Ces silhouettes qui passent devant nos yeux, ces portraits tirés au près, nous en retrouvons certains dans la seconde partie du volume : Stèles. De la même épaisseur que la précédente, c’est un joyeux mélange, un brouhaha de voix, de lieux, de cafés. La Bretagne du bout du monde, du bord du monde aussi, dit-il. En 2CV, en 4L, peu importe, je suis même sûr qu’il l’aurait parcourue à vélo ou à pied aussi bien, une vraie vocation de géographe si je l’ai bien entendu. De Mellionnec à Douarnenez, de Fougères à Ouessant, du Huelgoat à Locmariaquer… L’Interceltique, les Vieilles Charrues, Lieux mouvants, les Gras, Etonnants Voyageurs… Partout des librairies, Le Pain des rêves, Dialogues, Ravy, Les nourritures terrestres, impossible de les citer toutes tellement elles font nombre. À chaque pas des noms. Brizeux, Perros, Guéhenno, Guilloux et à deux pas, René-Guy Cadou. « Il est plus grand que lui, ce pays. Il a les dimensions de mes rêves », ajoute-t-il. Mais cette Bretagne est aussi celle des sardinières de Douarnenez chantant : « saluez, riches, heureux, ces pauvres en haillons/saluez, ce sont eux, qui gagnent vos millions ». Dans ce joyeux désordre d’hommages et de portraits, quelques passants sur le chemin politique, peu, et c’est très bien ainsi.
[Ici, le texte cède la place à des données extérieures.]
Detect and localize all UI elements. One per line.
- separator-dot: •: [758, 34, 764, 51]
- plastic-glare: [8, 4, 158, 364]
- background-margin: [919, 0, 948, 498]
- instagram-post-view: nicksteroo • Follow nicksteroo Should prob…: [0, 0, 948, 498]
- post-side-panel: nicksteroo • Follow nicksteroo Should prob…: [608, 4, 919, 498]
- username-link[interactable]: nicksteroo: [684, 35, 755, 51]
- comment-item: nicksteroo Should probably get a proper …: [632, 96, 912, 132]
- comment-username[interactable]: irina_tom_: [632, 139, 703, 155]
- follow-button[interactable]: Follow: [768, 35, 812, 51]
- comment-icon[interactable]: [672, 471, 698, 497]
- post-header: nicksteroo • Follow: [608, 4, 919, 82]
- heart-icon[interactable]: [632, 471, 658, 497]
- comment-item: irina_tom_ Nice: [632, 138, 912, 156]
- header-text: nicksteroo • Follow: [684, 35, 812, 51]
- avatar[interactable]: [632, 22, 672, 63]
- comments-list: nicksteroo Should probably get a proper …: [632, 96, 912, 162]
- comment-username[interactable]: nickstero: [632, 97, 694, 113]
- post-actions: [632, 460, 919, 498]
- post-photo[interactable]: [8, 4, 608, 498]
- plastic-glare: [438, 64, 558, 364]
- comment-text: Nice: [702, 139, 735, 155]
Gageons qu’il y reviendra un jour. Prenons donc plutôt comme « Compagnons », pour suivre un instant notre cher Louis Guilloux, Charles Tillon, celui de la Mer Noire, Bernard Guillemot et les éditions Calligrammes, Michel Thersiquel, la mémoire en images ou vice-versa, Michel Le Bris, l’homme aux semelles de vent.
Impossible donc de lâcher ce récit à la fois si personnel et si universel. Le « je » est ici d’abord « nous », autant de visages inconnus, si familiers pourtant, et de voix de même parenté croisées au détour d’une page. Remonter des souvenirs, des émotions, des visages et les rendre vivants requiert beaucoup plus que du talent, de l’humanité. Des mots justes, amusés, heureux d’être partagés, des mots sans ostentation nous arrivent avec un naturel étonnant, cette intranquillité tranquille dont parfois il nous parle. Il y a de la générosité dans ces pages, de la passion, de l’enthousiasme, de la modestie aussi et des fidélités, beaucoup. Une belle écriture, simple, précise, où le passé, le présent et le futur s’y conjuguent au nom, toujours, de liberté, égalité, fraternité. Ces mots, si dévoyés partout aujourd’hui, font partie pour lui de son ordre du jour, chaque jour. Un monde sans ghetto, sans frontière, singulier et pluriel, où nous pouvons vivre en conscience, nous raconter nos histoires à venir et nos rêves les plus fous.
Le grand-père arrive dans la cour de la ferme, lui sourit et roule une cigarette. Tous les deux lèvent la tête et le voient, leur pays dans le ciel. Il est midi. Midi.